La chiesa di San Petronio si presenta con un perfetto stile neoclassico, in un’accentuata simmetria dei volumi, con un marcato richiamo ai numeri uno, due, tre e loro multipli che è presente nell’intera opera architettonica.

La chiesa ha pianta basilicale, a tre navate divise con colonne binate; l’altare maggiore si apre in un profondo presbiterio che termina in un coro semicircolare. Colonne, pilastri e paraste, in stile ionico, sono dipinti a finte scanalature, mentre i soffitti delle navate, del presbiterio ed il nicchione del coro sono dipinti a finti cassettoni.

La facciata, in stile dorico, è in cotto lasciato scoperto e limato a calce tinta. Tripartita, si alza al centro in corrispondenza della navata centrale, sorretta da paraste che reggono il timpano con sottostante arcone “termale” nel quale si apre un grande lunetta che illumina la navata maggiore. Al di sotto v’è la porta centrale coronata da un timpano triangolare. Nelle ali più basse vi sono le porte che danno accesso alle navate laterali, coronate da timpani semicircolari; sopra ognuna di esse è posta una finestra che dà luce alla navata.

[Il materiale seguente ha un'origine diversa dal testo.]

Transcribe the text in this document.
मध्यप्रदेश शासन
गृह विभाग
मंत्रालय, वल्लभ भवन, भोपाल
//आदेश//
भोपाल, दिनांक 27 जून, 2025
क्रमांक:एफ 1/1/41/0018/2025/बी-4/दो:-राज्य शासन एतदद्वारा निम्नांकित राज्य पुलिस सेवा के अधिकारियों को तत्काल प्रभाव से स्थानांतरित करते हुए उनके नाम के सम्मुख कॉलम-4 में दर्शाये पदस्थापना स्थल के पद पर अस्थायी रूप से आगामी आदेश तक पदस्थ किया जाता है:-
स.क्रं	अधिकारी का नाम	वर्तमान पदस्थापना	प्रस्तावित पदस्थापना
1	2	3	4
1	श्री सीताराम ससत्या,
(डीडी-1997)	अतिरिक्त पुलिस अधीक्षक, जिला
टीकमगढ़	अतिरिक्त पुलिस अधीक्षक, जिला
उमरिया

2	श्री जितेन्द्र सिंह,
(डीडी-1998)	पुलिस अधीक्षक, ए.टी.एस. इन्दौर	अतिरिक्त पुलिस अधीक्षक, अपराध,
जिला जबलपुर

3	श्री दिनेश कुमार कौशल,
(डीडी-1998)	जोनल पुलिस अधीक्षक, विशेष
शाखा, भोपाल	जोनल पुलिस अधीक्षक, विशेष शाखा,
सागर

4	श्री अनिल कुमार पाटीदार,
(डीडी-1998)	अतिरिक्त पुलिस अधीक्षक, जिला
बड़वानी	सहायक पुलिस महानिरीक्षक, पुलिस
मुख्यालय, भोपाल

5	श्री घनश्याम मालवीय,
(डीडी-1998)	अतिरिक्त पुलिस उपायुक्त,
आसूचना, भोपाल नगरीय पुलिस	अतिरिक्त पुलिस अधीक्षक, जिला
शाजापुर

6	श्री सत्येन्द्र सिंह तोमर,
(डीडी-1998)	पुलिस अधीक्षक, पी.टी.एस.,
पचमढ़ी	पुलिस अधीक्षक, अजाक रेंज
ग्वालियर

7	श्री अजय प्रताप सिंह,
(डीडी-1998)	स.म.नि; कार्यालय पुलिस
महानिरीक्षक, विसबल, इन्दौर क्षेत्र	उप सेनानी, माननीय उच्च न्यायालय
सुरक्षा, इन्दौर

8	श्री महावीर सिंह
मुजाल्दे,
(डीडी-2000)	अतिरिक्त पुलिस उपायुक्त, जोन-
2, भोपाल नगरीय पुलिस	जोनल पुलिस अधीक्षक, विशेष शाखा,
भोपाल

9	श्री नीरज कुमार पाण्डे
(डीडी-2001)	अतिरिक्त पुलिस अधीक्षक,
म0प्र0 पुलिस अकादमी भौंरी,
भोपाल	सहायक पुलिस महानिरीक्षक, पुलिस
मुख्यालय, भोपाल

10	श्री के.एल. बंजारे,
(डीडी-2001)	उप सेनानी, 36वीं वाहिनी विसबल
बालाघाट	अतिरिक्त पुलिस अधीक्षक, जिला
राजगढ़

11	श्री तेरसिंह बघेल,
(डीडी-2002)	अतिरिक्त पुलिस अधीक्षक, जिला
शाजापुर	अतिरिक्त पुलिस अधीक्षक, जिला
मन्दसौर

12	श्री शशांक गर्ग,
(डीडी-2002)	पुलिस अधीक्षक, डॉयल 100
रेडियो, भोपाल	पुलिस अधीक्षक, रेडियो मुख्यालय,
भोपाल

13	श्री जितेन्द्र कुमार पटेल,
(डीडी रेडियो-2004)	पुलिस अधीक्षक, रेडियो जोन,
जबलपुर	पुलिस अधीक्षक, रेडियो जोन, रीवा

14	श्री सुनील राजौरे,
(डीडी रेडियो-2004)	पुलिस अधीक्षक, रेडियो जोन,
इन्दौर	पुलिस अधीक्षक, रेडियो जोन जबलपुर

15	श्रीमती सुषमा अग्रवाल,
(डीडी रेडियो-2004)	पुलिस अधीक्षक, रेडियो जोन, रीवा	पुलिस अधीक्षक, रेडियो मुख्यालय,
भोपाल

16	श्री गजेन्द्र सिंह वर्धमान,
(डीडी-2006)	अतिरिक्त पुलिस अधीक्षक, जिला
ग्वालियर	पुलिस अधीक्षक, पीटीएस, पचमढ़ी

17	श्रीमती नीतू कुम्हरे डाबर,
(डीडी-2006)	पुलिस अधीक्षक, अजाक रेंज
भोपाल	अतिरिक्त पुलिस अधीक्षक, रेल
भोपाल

L’interno colpisce per la grandiosità. Mentre le navate laterali sono scandite da architravi che le dividono in tre parti corrispondenti alle cappelle, coperte con volta a vela, la navata mediana è voltata a botte per tutta la sua lunghezza. Un’alta volta a crociera sovrasta la cappella maggiore. Il pavimento, di marmo policromo, è opera recente, essendo stato posato dal 1937 al 1940 per iniziativa dell’arciprete Giuseppe Sermasi, su disegno dell’architetto Francesco Bagnaresi e dell’Ing. Ugo Ortolani. Oltre la lunetta e le due finestre poste in facciata, illuminano la chiesa quattro lunette poste sopra le cappelle laterali, due poste sopra il presbiterio e due grandi finestre nel coro. Ventri ed infissi sono di recente fattura e sono stati posti in opera nel 1972 durante importanti lavori di restauro e ripristino del coperto.

Durante la sosta del fronte di guerra sul fiume Senio, nel 1944-45, la chiesa riportò gravi danni soprattutto nella zona della sagrestia e nella navata centrale sfondata, dalla metà dell’abside, dal campanile crollatovi sopra.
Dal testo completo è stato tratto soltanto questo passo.